Content Translation helps volunteers translate articles between different-language Wikipedias. Screenshot from “Content Translation Screencast” video. Screencast by Pau Giner, freely licensed under CC BY-SA 4.0.
The number of articles created with the Content Translation tool recently crossed the 30,000 mark. This tool is being used by more than 7000 editors to translate Wikipedia articles into many languages.
As per our recent observations, on average more than 1000 new articles are created each week using Content Translation. The number of articles deleted, as part of the normal article review process, comes to around 7% per week. Compared to new articles created using usual editing tools, this figure is considerably low. As the tool is designed to create a good article by reusing existing content (in another language), this is an encouraging outcome and confirms the assumption that the initial translated version is significantly better in terms of content quality to merit retention.

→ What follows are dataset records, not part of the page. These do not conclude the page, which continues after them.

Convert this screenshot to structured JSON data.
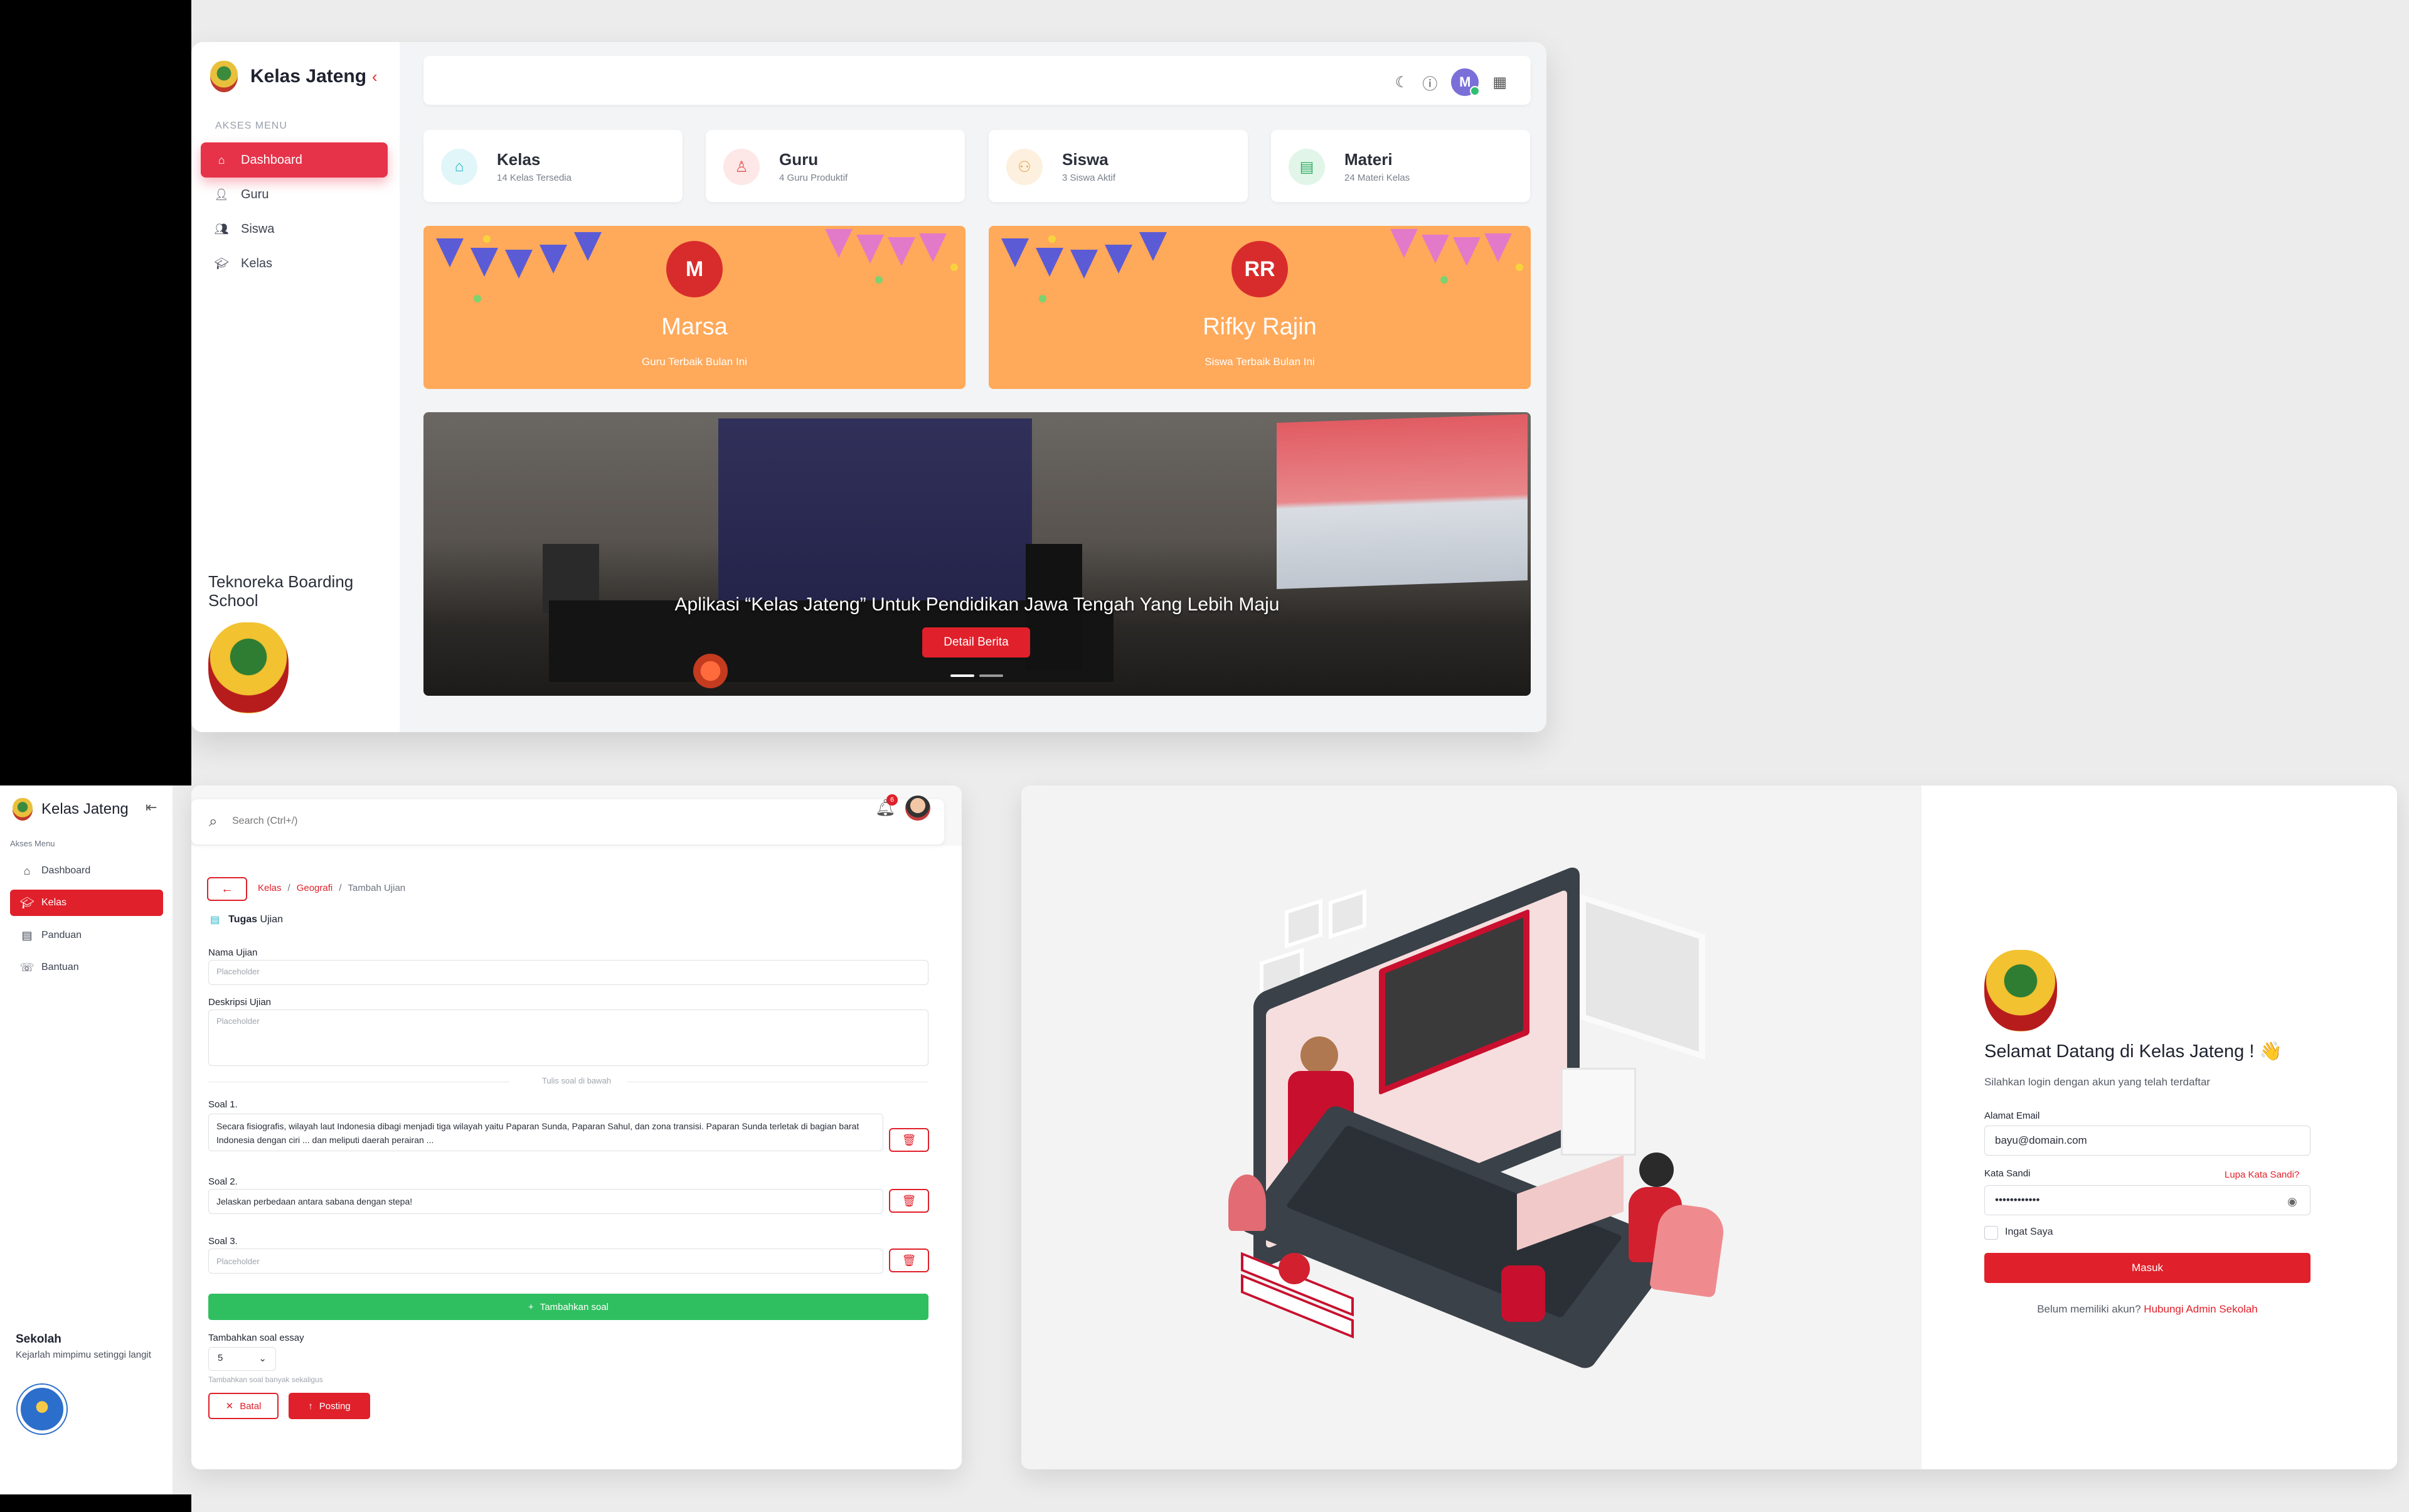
{
  "dashboard": {
    "app_title": "Kelas Jateng",
    "menu_caption": "AKSES MENU",
    "menu": [
      {
        "label": "Dashboard",
        "icon": "home-icon",
        "active": true
      },
      {
        "label": "Guru",
        "icon": "user-icon"
      },
      {
        "label": "Siswa",
        "icon": "users-icon"
      },
      {
        "label": "Kelas",
        "icon": "graduation-cap-icon"
      }
    ],
    "school_name": "Teknoreka Boarding School",
    "topbar_icons": [
      "moon-icon",
      "help-icon",
      "avatar",
      "qr-icon"
    ],
    "avatar_initial": "M",
    "stats": [
      {
        "title": "Kelas",
        "sub": "14 Kelas Tersedia",
        "icon": "home-icon",
        "color": "#1fb6c9",
        "bg": "#e1f6f9"
      },
      {
        "title": "Guru",
        "sub": "4 Guru Produktif",
        "icon": "user-icon",
        "color": "#e65b5b",
        "bg": "#fde7e7"
      },
      {
        "title": "Siswa",
        "sub": "3 Siswa Aktif",
        "icon": "users-icon",
        "color": "#e8a24a",
        "bg": "#fdf0df"
      },
      {
        "title": "Materi",
        "sub": "24 Materi Kelas",
        "icon": "book-icon",
        "color": "#2fae62",
        "bg": "#e1f5e9"
      }
    ],
    "awards": [
      {
        "initials": "M",
        "name": "Marsa",
        "role": "Guru Terbaik Bulan Ini"
      },
      {
        "initials": "RR",
        "name": "Rifky Rajin",
        "role": "Siswa Terbaik Bulan Ini"
      }
    ],
    "banner": {
      "caption": "Aplikasi “Kelas Jateng” Untuk Pendidikan Jawa Tengah Yang Lebih Maju",
      "button": "Detail Berita"
    }
  },
  "ujian": {
    "app_title": "Kelas Jateng",
    "menu_caption": "Akses Menu",
    "menu": [
      {
        "label": "Dashboard",
        "icon": "home-icon"
      },
      {
        "label": "Kelas",
        "icon": "graduation-cap-icon",
        "active": true
      },
      {
        "label": "Panduan",
        "icon": "book-icon"
      },
      {
        "label": "Bantuan",
        "icon": "phone-icon"
      }
    ],
    "school_title": "Sekolah",
    "school_sub": "Kejarlah mimpimu setinggi langit",
    "search_placeholder": "Search (Ctrl+/)",
    "notif_count": "6",
    "breadcrumb": [
      "Kelas",
      "Geografi",
      "Tambah Ujian"
    ],
    "section_title_bold": "Tugas",
    "section_title_rest": "Ujian",
    "nama_label": "Nama Ujian",
    "nama_placeholder": "Placeholder",
    "deskripsi_label": "Deskripsi Ujian",
    "deskripsi_placeholder": "Placeholder",
    "divider": "Tulis soal di bawah",
    "questions": [
      {
        "label": "Soal 1.",
        "text": "Secara fisiografis, wilayah laut Indonesia dibagi menjadi tiga wilayah yaitu Paparan Sunda, Paparan Sahul, dan zona transisi. Paparan Sunda terletak di bagian barat Indonesia dengan ciri ... dan meliputi daerah perairan ..."
      },
      {
        "label": "Soal 2.",
        "text": "Jelaskan perbedaan antara sabana dengan stepa!"
      },
      {
        "label": "Soal 3.",
        "text": "",
        "placeholder": "Placeholder"
      }
    ],
    "add_button": "Tambahkan soal",
    "add_essay_label": "Tambahkan soal essay",
    "add_essay_value": "5",
    "add_essay_hint": "Tambahkan soal banyak sekaligus",
    "cancel": "Batal",
    "post": "Posting"
  },
  "login": {
    "welcome": "Selamat Datang di Kelas Jateng ! 👋",
    "sub": "Silahkan login dengan akun yang telah terdaftar",
    "email_label": "Alamat Email",
    "email_value": "bayu@domain.com",
    "password_label": "Kata Sandi",
    "forgot": "Lupa Kata Sandi?",
    "password_value": "••••••••••••",
    "remember": "Ingat Saya",
    "submit": "Masuk",
    "no_account": "Belum memiliki akun?",
    "contact_admin": "Hubungi Admin Sekolah"
  }
}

Challenges about content syntax and improvement
Ever since the tool was first deployed as a beta feature in January 2015, the development team has made an active attempt to monitor the articles being created and examine how well do they fit into the respective wikis, primarily in terms of their internal structure and code—categories, links, templates, footnotes, general wiki syntax handling, and so on. Content Translation, by its inherent nature, is transforming text between diverse Wikipedia projects and this can lead to some issues caused by the differences between the projects in the use of templates, references and markup.
As the article creation and deletion statistics demonstrate, general observation is that the new articles appear to fit well. However, the wiki syntax’s cleanliness is a considerable challenge and new issues are being uncovered through regular use of the tool. Over the year we fixed numerous bugs in the handling of categories, templates and footnotes. While we have fixed many of these bugs already, we know that many still remain. We are thankful to the editors who report bugs in this area and help us understand and fix them.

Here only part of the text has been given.